Don’t miss out on this incredible opportunity! Subscribe now and take control of your AI investment future!


No worries about auto-renewals! Our 30-Day Money-Back Guarantee applies whether you’re joining us for the first time or renewing your subscription a month later!

A New Dawn is Coming to U.S. Stocks

I work for one of the largest independent financial publishers in the world – representing over 1 million people in 148 countries.

We’re independently funding today’s broadcast to address something on the mind of every investor in America right now…

Should I put my money in Artificial Intelligence?

Here to answer that for us… and give away his No. 1 free AI recommendation… is 50-year Wall Street titan, Marc Chaikin.

Marc’s been a trader, stockbroker, and analyst. He was the head of the options department at a major brokerage firm and is a sought-after expert for CNBC, Fox Business, Barron’s, and Yahoo! Finance…

But what Marc’s most known for is his award-winning stock-rating system. Which determines whether a stock could shoot sky-high in the next three to six months… or come crashing down.

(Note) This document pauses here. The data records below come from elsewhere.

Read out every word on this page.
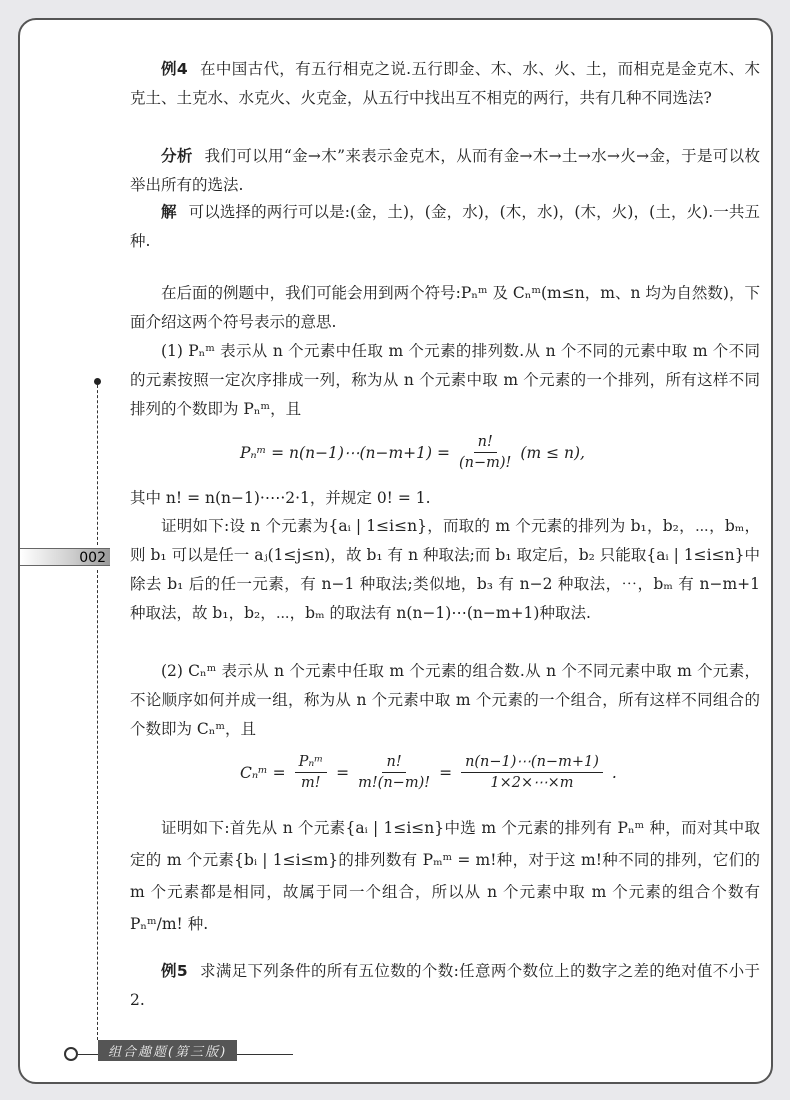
002
例4 在中国古代，有五行相克之说.五行即金、木、水、火、土，而相克是金克木、木克土、土克水、水克火、火克金，从五行中找出互不相克的两行，共有几种不同选法?
分析 我们可以用“金→木”来表示金克木，从而有金→木→土→水→火→金，于是可以枚举出所有的选法.
解 可以选择的两行可以是:(金，土)，(金，水)，(木，水)，(木，火)，(土，火).一共五种.
在后面的例题中，我们可能会用到两个符号:Pₙᵐ 及 Cₙᵐ(m≤n，m、n 均为自然数)，下面介绍这两个符号表示的意思.
(1) Pₙᵐ 表示从 n 个元素中任取 m 个元素的排列数.从 n 个不同的元素中取 m 个不同的元素按照一定次序排成一列，称为从 n 个元素中取 m 个元素的一个排列，所有这样不同排列的个数即为 Pₙᵐ，且
Pₙᵐ = n(n−1)⋯(n−m+1) = $\frac{n!}{(n-m)!} (m \le n)$,
其中 n! = n(n−1)·⋯·2·1，并规定 0! = 1.
证明如下:设 n 个元素为{aᵢ | 1≤i≤n}，而取的 m 个元素的排列为 b₁，b₂，⋯，bₘ，则 b₁ 可以是任一 aⱼ(1≤j≤n)，故 b₁ 有 n 种取法;而 b₁ 取定后，b₂ 只能取{aᵢ | 1≤i≤n}中除去 b₁ 后的任一元素，有 n−1 种取法;类似地，b₃ 有 n−2 种取法，⋯，bₘ 有 n−m+1 种取法，故 b₁，b₂，⋯，bₘ 的取法有 n(n−1)⋯(n−m+1)种取法.
(2) Cₙᵐ 表示从 n 个元素中任取 m 个元素的组合数.从 n 个不同元素中取 m 个元素，不论顺序如何并成一组，称为从 n 个元素中取 m 个元素的一个组合，所有这样不同组合的个数即为 Cₙᵐ，且
Cₙᵐ = $\frac{\text{Pₙᵐ}}{m!} = \frac{n!}{m!(n-m)!} = \frac{n(n-1)\cdots(n-m+1)}{1\times 2\times\cdots\times m}$ .
证明如下:首先从 n 个元素{aᵢ | 1≤i≤n}中选 m 个元素的排列有 Pₙᵐ 种，而对其中取定的 m 个元素{bᵢ | 1≤i≤m}的排列数有 Pₘᵐ = m!种，对于这 m!种不同的排列，它们的 m 个元素都是相同，故属于同一个组合，所以从 n 个元素中取 m 个元素的组合个数有 Pₙᵐ/m! 种.
例5 求满足下列条件的所有五位数的个数:任意两个数位上的数字之差的绝对值不小于2.
组合趣题(第三版)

That’s why Marc’s work appears in every Bloomberg and Reuters terminal on the planet…

And is still used by hundreds of banks, hedge funds, and brokerages to track the billions of dollars flowing in and out of stocks each day.

He’s used this system to survive nine bear markets… create three new indices for the Nasdaq… and even predict the brutal bear market of 2022, 90 days in advance.